I promise I have read other things in the intervening months, but I will plead pregnancy brain and post-partum brain as my excuse (some of the reading has been things like "The Contended Little Baby Book" and "The Nursing Mother's Companion" which if anything tend to increase the postpartum stupor, so I refuse to discuss those on principle). However. Simon Singh! Simon Singh is fantastic. I love him. I will admit to reading his acknowledgement section at the end to find out whether he has a girlfriend or wife (ha! don't think so!) because if he ever moves to San Francisco, he is so mine.
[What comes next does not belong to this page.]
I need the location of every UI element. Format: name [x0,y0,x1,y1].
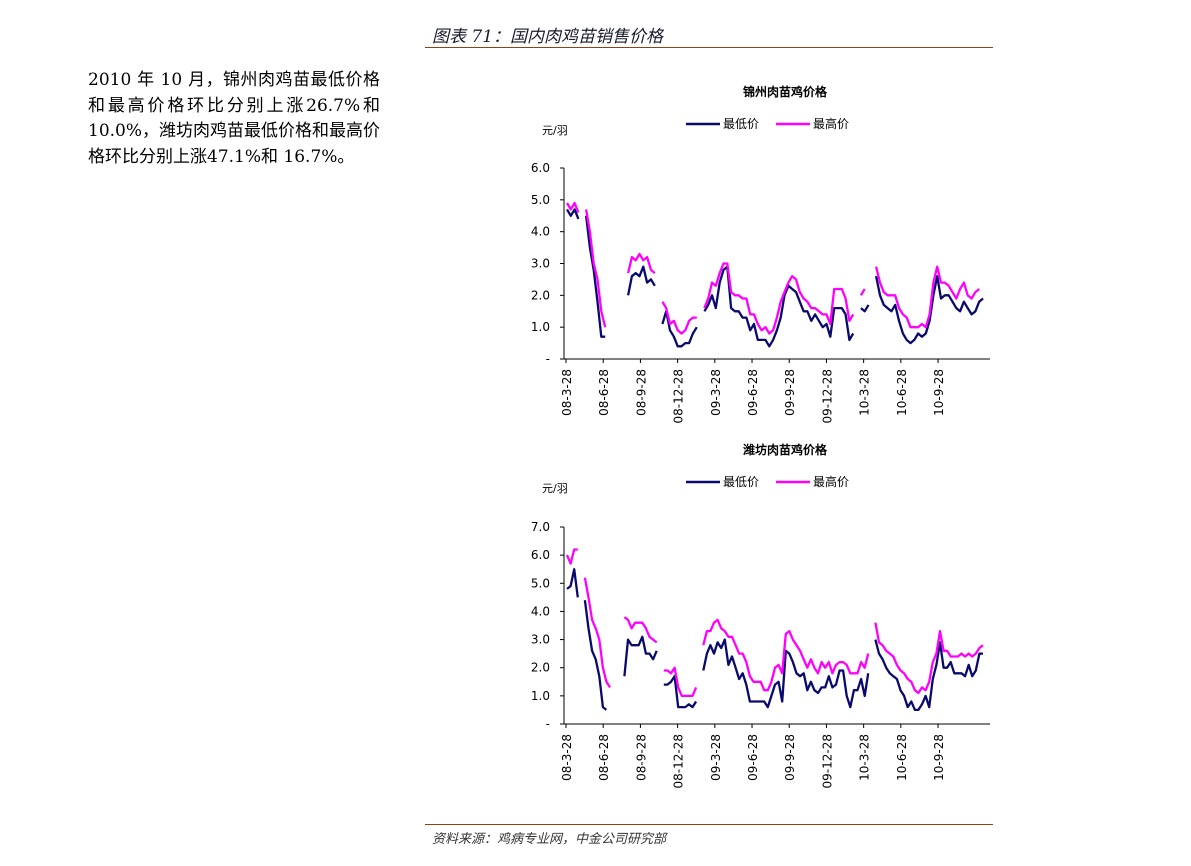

The Big Bang is a concise-ish review of astronomy from the very beginning of the science (Aristotle, Ptolemy, etc.) through to the development and consolidation of the Big Bang theory of the origin of the universe. I read it several years ago, but a) I had forgotten enough of it (i.e. most of it) and b) it's a really good read so I decided it was worth reading again, and this time I read it reeeeaaalallllllyyy sloooooowwwwly in an effort to actually retain as much of the information as I could, especially of the more basic early astronomy (e.g. how the size of the earth/sun/moon were figured out, the development of the heliocentric model of the galaxy, etc., all of which to my chagrin I have learned multiple times over, starting in sixth grade science lessons, but of which I had retained hold of only a few unconnected snippets (Tycho Brahe and his metal nose! Galileo muttering "And yet it moves" under his breath after his recanting at the Vatican! Ernest Rutherford and the thing about firing a cannon at a piece of tissue paper!) No guarantees that I will retain any of it this time around, but at least I have a few more random snippets which are colourful enough they they will stick in the cannon (Tycho Brahe also had a pet moose which died in a drunken revel at Christmastime! the Syrene well, the bottom of which was mysteriously illuminated every solstice!). I get lost (predictably) right around Einstein and relative space/time and space itself bending in funny directions, but since he also includes plenty of comforting quotes from people like Niels Bohr and Richard Feynman saying "If you can understand relativity and quantum physics, than you haven't understood it," I feel OK about it. I just went on Wikipedia to find out if SS has written anything else that I need to read, and he has! so exciting! an expose of the alternative/chiropractic medicine for which he was unsuccessfully sued for libel. yippee. stay tuned once I have read that.
The other thing I read recently which I just have to at least mention is Elizabeth Crane's book of short stories, You Must Be This Happy to Enter which is seriously goofy and very smart. My favourite was the story about Betty the zombie who goes on a reality TV show in which she competes with an anorexic, a shopaholic, a chronically shy person, etc. to see who can most successfully confront their various problems.